Le vent commence par tomber ! J'enroule le génois et borde la grand-voile,
je mets un moteur puis le deuxième qui s'est remit à fonctionner.
Je pousse les moteurs à 2300 tours, nous sommes dans un véritable Shaker.
Après avoir entendu un grand bruit, Corinne va dans la cale moteur, elle m'appelle
et je m'aperçois que le moteur bouge anormalement : Un silent-bloc (pièce en
caoutchouc qui supporte le moteur) s'est cassé. J'arrête donc ce moteur.

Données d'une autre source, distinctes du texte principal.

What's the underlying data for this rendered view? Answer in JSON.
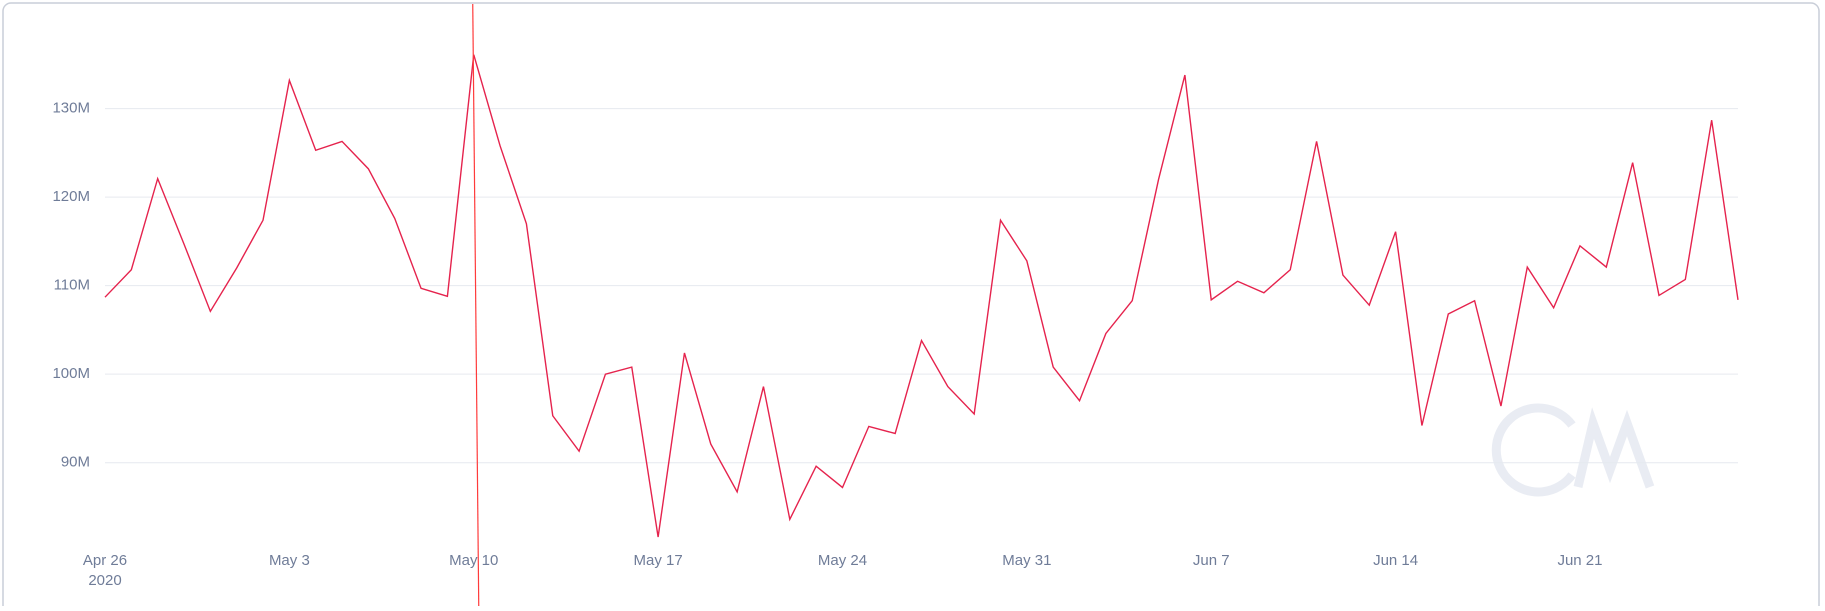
{
  "chart_data": {
    "type": "line",
    "x": [
      "2020-04-26",
      "2020-04-27",
      "2020-04-28",
      "2020-04-29",
      "2020-04-30",
      "2020-05-01",
      "2020-05-02",
      "2020-05-03",
      "2020-05-04",
      "2020-05-05",
      "2020-05-06",
      "2020-05-07",
      "2020-05-08",
      "2020-05-09",
      "2020-05-10",
      "2020-05-11",
      "2020-05-12",
      "2020-05-13",
      "2020-05-14",
      "2020-05-15",
      "2020-05-16",
      "2020-05-17",
      "2020-05-18",
      "2020-05-19",
      "2020-05-20",
      "2020-05-21",
      "2020-05-22",
      "2020-05-23",
      "2020-05-24",
      "2020-05-25",
      "2020-05-26",
      "2020-05-27",
      "2020-05-28",
      "2020-05-29",
      "2020-05-30",
      "2020-05-31",
      "2020-06-01",
      "2020-06-02",
      "2020-06-03",
      "2020-06-04",
      "2020-06-05",
      "2020-06-06",
      "2020-06-07",
      "2020-06-08",
      "2020-06-09",
      "2020-06-10",
      "2020-06-11",
      "2020-06-12",
      "2020-06-13",
      "2020-06-14",
      "2020-06-15",
      "2020-06-16",
      "2020-06-17",
      "2020-06-18",
      "2020-06-19",
      "2020-06-20",
      "2020-06-21",
      "2020-06-22",
      "2020-06-23",
      "2020-06-24",
      "2020-06-25",
      "2020-06-26",
      "2020-06-27"
    ],
    "series": [
      {
        "color": "#e5234d",
        "values": [
          108700000,
          111800000,
          122100000,
          114700000,
          107100000,
          112000000,
          117400000,
          133200000,
          125300000,
          126300000,
          123200000,
          117600000,
          109700000,
          108800000,
          136100000,
          125800000,
          117000000,
          95300000,
          91300000,
          100000000,
          100800000,
          81600000,
          102400000,
          92100000,
          86700000,
          98600000,
          83600000,
          89600000,
          87200000,
          94100000,
          93300000,
          103800000,
          98600000,
          95500000,
          117400000,
          112800000,
          100800000,
          97000000,
          104600000,
          108300000,
          122000000,
          133800000,
          108400000,
          110500000,
          109200000,
          111800000,
          126300000,
          111200000,
          107800000,
          116100000,
          94200000,
          106800000,
          108300000,
          96400000,
          112100000,
          107500000,
          114500000,
          112100000,
          123900000,
          108900000,
          110700000,
          128700000,
          108400000
        ]
      }
    ],
    "xlim": [
      "2020-04-26",
      "2020-06-27"
    ],
    "xticks": [
      {
        "value": "2020-04-26",
        "label": "Apr 26"
      },
      {
        "value": "2020-05-03",
        "label": "May 3"
      },
      {
        "value": "2020-05-10",
        "label": "May 10"
      },
      {
        "value": "2020-05-17",
        "label": "May 17"
      },
      {
        "value": "2020-05-24",
        "label": "May 24"
      },
      {
        "value": "2020-05-31",
        "label": "May 31"
      },
      {
        "value": "2020-06-07",
        "label": "Jun 7"
      },
      {
        "value": "2020-06-14",
        "label": "Jun 14"
      },
      {
        "value": "2020-06-21",
        "label": "Jun 21"
      }
    ],
    "x_year_label": "2020",
    "ylim": [
      80700000,
      141600000
    ],
    "yticks": [
      {
        "value": 90000000,
        "label": "90M"
      },
      {
        "value": 100000000,
        "label": "100M"
      },
      {
        "value": 110000000,
        "label": "110M"
      },
      {
        "value": 120000000,
        "label": "120M"
      },
      {
        "value": 130000000,
        "label": "130M"
      }
    ],
    "grid": true,
    "crosshair_x": "2020-05-10"
  }
}
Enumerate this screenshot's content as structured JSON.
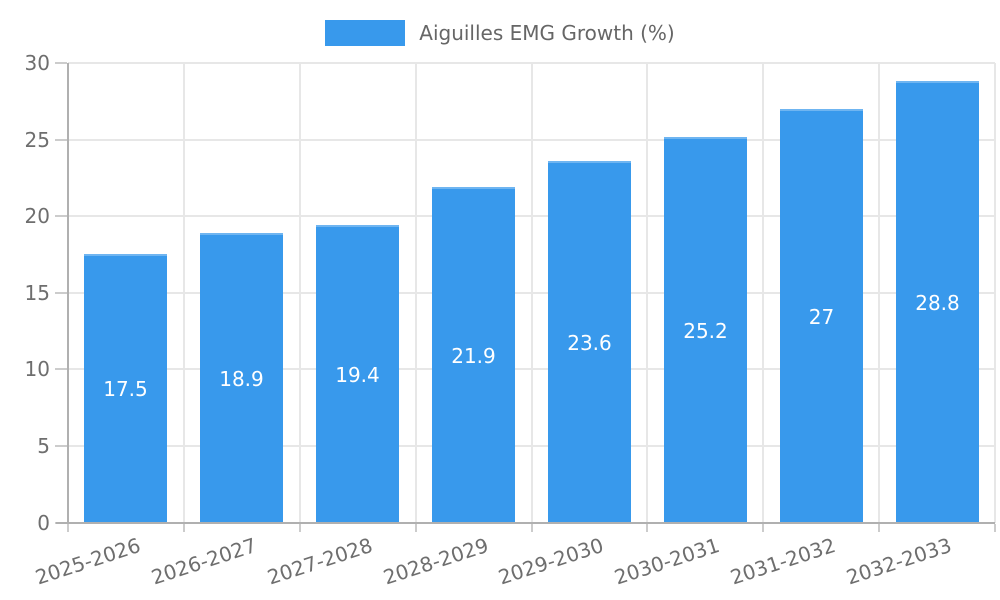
{
  "chart_data": {
    "type": "bar",
    "title": "Aiguilles EMG Growth (%)",
    "legend": {
      "label": "Aiguilles EMG Growth (%)",
      "position": "top"
    },
    "categories": [
      "2025-2026",
      "2026-2027",
      "2027-2028",
      "2028-2029",
      "2029-2030",
      "2030-2031",
      "2031-2032",
      "2032-2033"
    ],
    "values": [
      17.5,
      18.9,
      19.4,
      21.9,
      23.6,
      25.2,
      27,
      28.8
    ],
    "value_labels": [
      "17.5",
      "18.9",
      "19.4",
      "21.9",
      "23.6",
      "25.2",
      "27",
      "28.8"
    ],
    "xlabel": "",
    "ylabel": "",
    "ylim": [
      0,
      30
    ],
    "yticks": [
      0,
      5,
      10,
      15,
      20,
      25,
      30
    ],
    "grid": true,
    "value_labels_position": "inside-center",
    "x_label_rotation_deg": -18,
    "colors": {
      "bar": "#3899ec",
      "grid": "#e7e7e7",
      "axis_line": "#b0b0b0",
      "axis_text": "#6e6e6e",
      "legend_text": "#666666",
      "value_label": "#ffffff",
      "background": "#ffffff"
    }
  }
}
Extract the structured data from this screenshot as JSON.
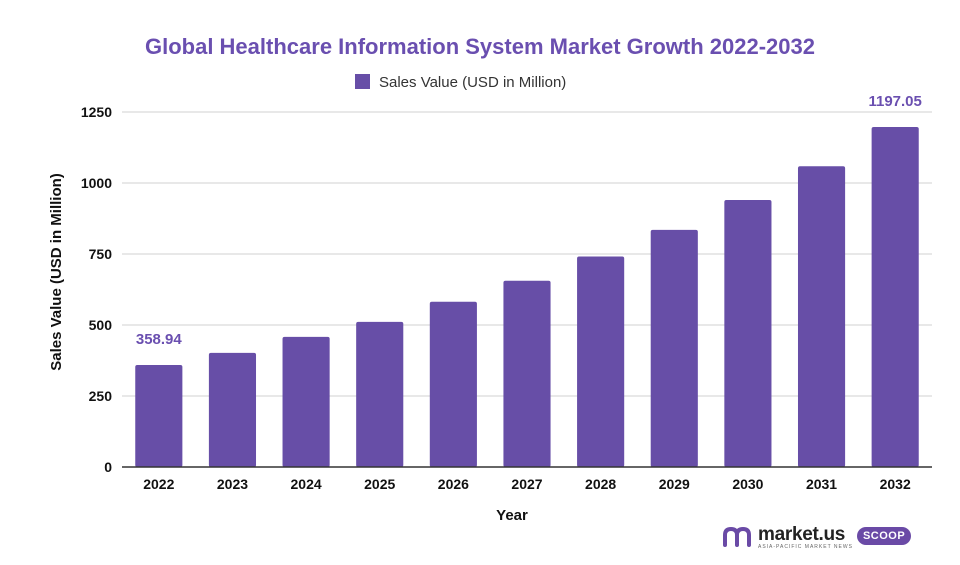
{
  "colors": {
    "accent": "#674ea7",
    "title": "#6a4fb0",
    "grid": "#d0d0d0",
    "axis": "#333333"
  },
  "brand": {
    "name": "market.us",
    "tagline": "ASIA-PACIFIC MARKET NEWS",
    "badge": "SCOOP",
    "icon": "market-us-logo-icon"
  },
  "chart_data": {
    "type": "bar",
    "title": "Global Healthcare Information System Market Growth 2022-2032",
    "xlabel": "Year",
    "ylabel": "Sales Value (USD in Million)",
    "ylim": [
      0,
      1250
    ],
    "yticks": [
      0,
      250,
      500,
      750,
      1000,
      1250
    ],
    "grid": true,
    "legend_position": "top-center",
    "categories": [
      "2022",
      "2023",
      "2024",
      "2025",
      "2026",
      "2027",
      "2028",
      "2029",
      "2030",
      "2031",
      "2032"
    ],
    "series": [
      {
        "name": "Sales Value (USD in Million)",
        "color": "#674ea7",
        "values": [
          358.94,
          402,
          458,
          511,
          582,
          656,
          741,
          835,
          940,
          1059,
          1197.05
        ]
      }
    ],
    "data_labels": [
      {
        "category": "2022",
        "text": "358.94"
      },
      {
        "category": "2032",
        "text": "1197.05"
      }
    ]
  }
}
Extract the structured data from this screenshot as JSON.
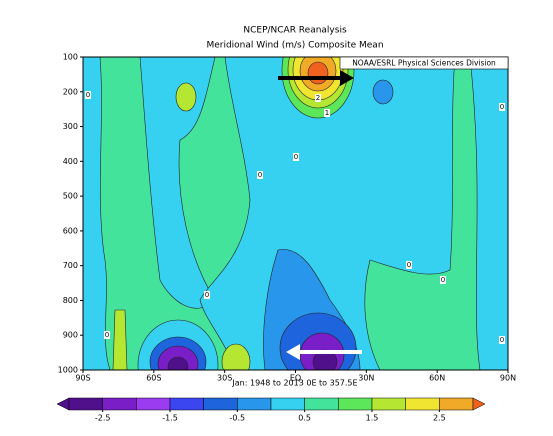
{
  "chart_data": {
    "type": "contour",
    "title": "NCEP/NCAR Reanalysis",
    "subtitle": "Meridional Wind (m/s) Composite Mean",
    "caption": "Jan: 1948 to 2013 0E to 357.5E",
    "credit": "NOAA/ESRL Physical Sciences Division",
    "ylim": [
      1000,
      100
    ],
    "yticks": [
      100,
      200,
      300,
      400,
      500,
      600,
      700,
      800,
      900,
      1000
    ],
    "xlim": [
      -90,
      90
    ],
    "xticks": [
      {
        "value": -90,
        "label": "90S"
      },
      {
        "value": -60,
        "label": "60S"
      },
      {
        "value": -30,
        "label": "30S"
      },
      {
        "value": 0,
        "label": "EQ"
      },
      {
        "value": 30,
        "label": "30N"
      },
      {
        "value": 60,
        "label": "60N"
      },
      {
        "value": 90,
        "label": "90N"
      }
    ],
    "contour_labels": [
      0,
      2,
      1,
      0,
      0,
      0,
      0,
      0,
      0,
      0,
      0
    ],
    "colorbar": {
      "clim": [
        -3,
        3
      ],
      "ticks": [
        -2.5,
        -1.5,
        -0.5,
        0.5,
        1.5,
        2.5
      ],
      "colors": [
        "#50108c",
        "#50108c",
        "#7a1ec8",
        "#9b3cf0",
        "#3c46f0",
        "#1e64dc",
        "#2896ea",
        "#36d0f0",
        "#44e39c",
        "#5ce65a",
        "#b4e632",
        "#f0e632",
        "#f0aa28",
        "#f0601e"
      ]
    }
  }
}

C'est tout de même bien d'avoir deux moteurs sur un bateau car il y en a au
moins un qui marche.
Le vent finit par se rétablir au prés serré, après avoir déroulé un
peu de génois et pris un ris, nous finissons par nous extirper de ce piège.
Un doute me traverse, car je ne suis pas sûr du lieu où nous attend
Raymond. J'appelle Éliane à Ballaruc avec le téléphone (c'est tout de même
beau la technique) et elle m'annonce que Raymond est à Corralejo , le port que
l'on vient juste de passer. Nous faisons demi-tour, mais comme il y a des hauts
fonds, que nous sommes stressés par le détroit que nous venons de passer, je préfère
aller au mouillage et le voir le lendemain. J'arrive à le joindre à son
hôtel et apprends que RIO avec l'autre Raymond est arrivé une demi-heure
après nous. Nous nous retrouverons tous le lendemain.